Mitos sobre el habla y baile del merengue del campesino dominicano

Mitos sobre el habla y baile del merengue del campesino dominicano

El sociólogo y comunicador Juan Cruz Trifolio escribió un artículo titulado “¿El merengue se bailó descalzo y con machete?” (Diario Libre, 3/9/2025), donde desmiente la falsa idea de que los campesinos dominicanos bailan o bailaban el merengue típico descalzos y con machete al cinto. El autor destaca que esta representación distorsionada de la cultura dominicana ha sido erróneamente difundida.

Acabo de leer un artículo escrito por el reconocido sociólogo y comunicador Juan Cruz Trifolio, titulado “¿El merengue se bailó descalzo y con machete?” publicado en Diario Libre el 3 de septiembre de 2025. Este artículo desmiente una falsa creencia arraigada en la cultura dominicana: la idea de que los campesinos dominicanos bailan o bailaban el merengue típico descalzos y con machetes al cinto.

La representación distorsionada de la cultura dominicana ha sido erróneamente difundida, y es importante abordar y corregir estos equívocos. La imagen de los campesinos dominicanos bailando descalzos y con machetes no refleja la realidad de cómo se llevaban a cabo las celebraciones y bailes típicos en las zonas rurales de la isla.

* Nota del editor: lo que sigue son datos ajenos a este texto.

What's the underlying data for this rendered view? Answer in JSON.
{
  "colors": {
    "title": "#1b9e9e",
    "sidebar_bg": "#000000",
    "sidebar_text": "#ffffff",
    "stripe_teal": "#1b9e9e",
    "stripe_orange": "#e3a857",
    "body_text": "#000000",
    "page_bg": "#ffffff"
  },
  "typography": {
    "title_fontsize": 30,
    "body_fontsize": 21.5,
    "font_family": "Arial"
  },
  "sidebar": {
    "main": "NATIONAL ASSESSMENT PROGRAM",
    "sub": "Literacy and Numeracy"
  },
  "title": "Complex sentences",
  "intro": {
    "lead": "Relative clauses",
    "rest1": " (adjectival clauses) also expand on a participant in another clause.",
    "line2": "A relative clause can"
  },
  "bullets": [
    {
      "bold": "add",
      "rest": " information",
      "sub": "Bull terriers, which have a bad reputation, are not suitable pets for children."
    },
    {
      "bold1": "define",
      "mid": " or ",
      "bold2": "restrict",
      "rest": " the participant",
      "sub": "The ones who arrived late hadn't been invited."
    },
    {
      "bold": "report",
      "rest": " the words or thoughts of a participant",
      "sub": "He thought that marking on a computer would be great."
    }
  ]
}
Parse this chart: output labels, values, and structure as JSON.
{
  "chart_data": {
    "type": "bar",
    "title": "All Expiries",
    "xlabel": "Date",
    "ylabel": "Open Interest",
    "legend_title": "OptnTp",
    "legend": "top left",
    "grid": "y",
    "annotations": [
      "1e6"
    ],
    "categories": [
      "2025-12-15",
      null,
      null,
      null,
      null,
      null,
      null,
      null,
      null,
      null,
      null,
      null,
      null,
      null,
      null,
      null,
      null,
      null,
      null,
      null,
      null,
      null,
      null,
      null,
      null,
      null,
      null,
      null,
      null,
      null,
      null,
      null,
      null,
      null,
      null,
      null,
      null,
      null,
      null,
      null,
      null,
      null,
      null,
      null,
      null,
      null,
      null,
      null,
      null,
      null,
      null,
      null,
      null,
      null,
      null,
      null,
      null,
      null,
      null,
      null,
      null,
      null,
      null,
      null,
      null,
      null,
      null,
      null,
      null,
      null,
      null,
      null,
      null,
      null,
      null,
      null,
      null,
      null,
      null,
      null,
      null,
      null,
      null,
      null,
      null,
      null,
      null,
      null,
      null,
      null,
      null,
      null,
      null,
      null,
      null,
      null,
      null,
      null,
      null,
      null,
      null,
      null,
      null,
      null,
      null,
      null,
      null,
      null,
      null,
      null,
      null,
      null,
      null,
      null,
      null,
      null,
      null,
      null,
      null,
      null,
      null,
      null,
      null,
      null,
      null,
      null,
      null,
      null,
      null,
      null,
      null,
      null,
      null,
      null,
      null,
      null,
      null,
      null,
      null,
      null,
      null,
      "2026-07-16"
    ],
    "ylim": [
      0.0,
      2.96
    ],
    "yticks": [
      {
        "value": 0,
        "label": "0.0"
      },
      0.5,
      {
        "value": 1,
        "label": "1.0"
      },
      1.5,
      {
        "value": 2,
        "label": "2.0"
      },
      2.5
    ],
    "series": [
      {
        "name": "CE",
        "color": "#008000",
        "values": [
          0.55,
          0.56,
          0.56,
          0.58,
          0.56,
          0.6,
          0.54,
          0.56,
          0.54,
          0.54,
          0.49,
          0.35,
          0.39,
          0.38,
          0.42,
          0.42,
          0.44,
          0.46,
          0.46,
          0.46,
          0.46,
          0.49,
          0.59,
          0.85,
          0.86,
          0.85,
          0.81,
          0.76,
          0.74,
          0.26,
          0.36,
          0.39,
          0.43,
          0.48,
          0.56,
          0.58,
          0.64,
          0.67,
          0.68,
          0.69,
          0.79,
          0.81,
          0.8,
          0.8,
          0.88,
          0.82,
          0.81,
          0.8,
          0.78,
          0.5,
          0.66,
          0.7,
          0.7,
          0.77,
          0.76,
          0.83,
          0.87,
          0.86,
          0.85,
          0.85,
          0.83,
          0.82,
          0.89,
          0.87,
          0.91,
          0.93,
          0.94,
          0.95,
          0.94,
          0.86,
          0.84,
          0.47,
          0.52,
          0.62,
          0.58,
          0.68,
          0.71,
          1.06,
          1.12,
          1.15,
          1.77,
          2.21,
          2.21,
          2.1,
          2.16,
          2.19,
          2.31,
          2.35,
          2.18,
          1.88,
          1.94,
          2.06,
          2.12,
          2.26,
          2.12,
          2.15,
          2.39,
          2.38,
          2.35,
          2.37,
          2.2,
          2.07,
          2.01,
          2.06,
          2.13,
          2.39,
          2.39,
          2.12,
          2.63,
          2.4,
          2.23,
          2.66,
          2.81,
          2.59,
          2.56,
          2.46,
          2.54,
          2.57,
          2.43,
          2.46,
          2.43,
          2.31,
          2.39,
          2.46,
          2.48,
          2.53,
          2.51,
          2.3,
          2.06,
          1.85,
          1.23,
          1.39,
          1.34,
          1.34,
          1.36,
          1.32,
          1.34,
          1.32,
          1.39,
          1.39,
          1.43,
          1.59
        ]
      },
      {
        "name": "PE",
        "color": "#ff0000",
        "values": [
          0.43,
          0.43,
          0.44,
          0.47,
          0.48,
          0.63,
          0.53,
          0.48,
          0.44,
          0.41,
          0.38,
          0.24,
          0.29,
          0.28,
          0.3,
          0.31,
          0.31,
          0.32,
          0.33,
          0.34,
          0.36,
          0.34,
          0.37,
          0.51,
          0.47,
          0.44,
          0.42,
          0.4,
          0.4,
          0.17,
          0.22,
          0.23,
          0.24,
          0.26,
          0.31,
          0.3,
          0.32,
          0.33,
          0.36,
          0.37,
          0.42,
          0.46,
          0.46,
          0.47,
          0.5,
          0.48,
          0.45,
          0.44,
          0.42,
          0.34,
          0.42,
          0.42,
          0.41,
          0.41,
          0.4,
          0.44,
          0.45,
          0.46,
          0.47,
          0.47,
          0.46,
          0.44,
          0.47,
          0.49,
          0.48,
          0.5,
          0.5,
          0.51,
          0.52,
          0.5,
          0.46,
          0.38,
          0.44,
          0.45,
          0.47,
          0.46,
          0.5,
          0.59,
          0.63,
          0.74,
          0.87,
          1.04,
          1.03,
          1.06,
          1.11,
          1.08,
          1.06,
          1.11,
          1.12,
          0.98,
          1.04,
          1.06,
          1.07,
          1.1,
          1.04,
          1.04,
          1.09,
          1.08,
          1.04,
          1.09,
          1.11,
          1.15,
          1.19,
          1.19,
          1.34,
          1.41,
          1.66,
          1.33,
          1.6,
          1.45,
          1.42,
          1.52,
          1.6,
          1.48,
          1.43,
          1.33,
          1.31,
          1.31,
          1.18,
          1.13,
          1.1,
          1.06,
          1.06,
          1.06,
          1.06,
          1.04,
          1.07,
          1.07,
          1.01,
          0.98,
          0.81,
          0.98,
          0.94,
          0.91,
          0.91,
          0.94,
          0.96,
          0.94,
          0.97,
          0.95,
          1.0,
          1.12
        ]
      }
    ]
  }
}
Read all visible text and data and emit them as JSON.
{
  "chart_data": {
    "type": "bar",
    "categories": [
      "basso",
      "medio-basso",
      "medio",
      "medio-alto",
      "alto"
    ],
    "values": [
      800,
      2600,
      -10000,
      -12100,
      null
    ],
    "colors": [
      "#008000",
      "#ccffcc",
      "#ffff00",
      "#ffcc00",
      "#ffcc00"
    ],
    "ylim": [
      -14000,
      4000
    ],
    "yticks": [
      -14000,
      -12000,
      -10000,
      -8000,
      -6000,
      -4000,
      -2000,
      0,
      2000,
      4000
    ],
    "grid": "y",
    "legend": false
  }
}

El artículo de Juan Cruz Trifolio capturó mi atención al abordar este fenómeno cultural que ha despertado mi curiosidad e interés. Autores como Fadrique Lizardo y Rafael Solano respaldan la afirmación de que la representación gráfica de los campesinos dominicanos bailando el merengue de esta manera es falsa, lo cual coincide con mi experiencia y lo que he presenciado en los bailes tradicionales de la región.

Es importante desmitificar estas representaciones erróneas para preservar la verdadera identidad cultural del pueblo dominicano. El merengue típico, con su arraigo en los campos del Cibao, ha sido cultivado y difundido en un ambiente distinto al que comúnmente se ha imaginado.

Personalmente, al haber crecido en un entorno rural del Cibao, puedo confirmar que los campesinos asistían a sus bailes dominicales vestidos con sus mejores galas, lejos de la imagen estereotipada que se ha creado. Es fundamental transmitir una imagen más auténtica de nuestras tradiciones a las generaciones presentes y futuras.

Es esencial corregir estas representaciones inexactas para preservar la riqueza cultural de la República Dominicana. La realidad de cómo se vivían y celebraban las tradiciones musicales en las zonas rurales difiere de la imagen estereotipada que se ha difundido. Promover una visión más precisa y respetuosa de nuestra identidad cultural es fundamental para valorar y preservar nuestras raíces.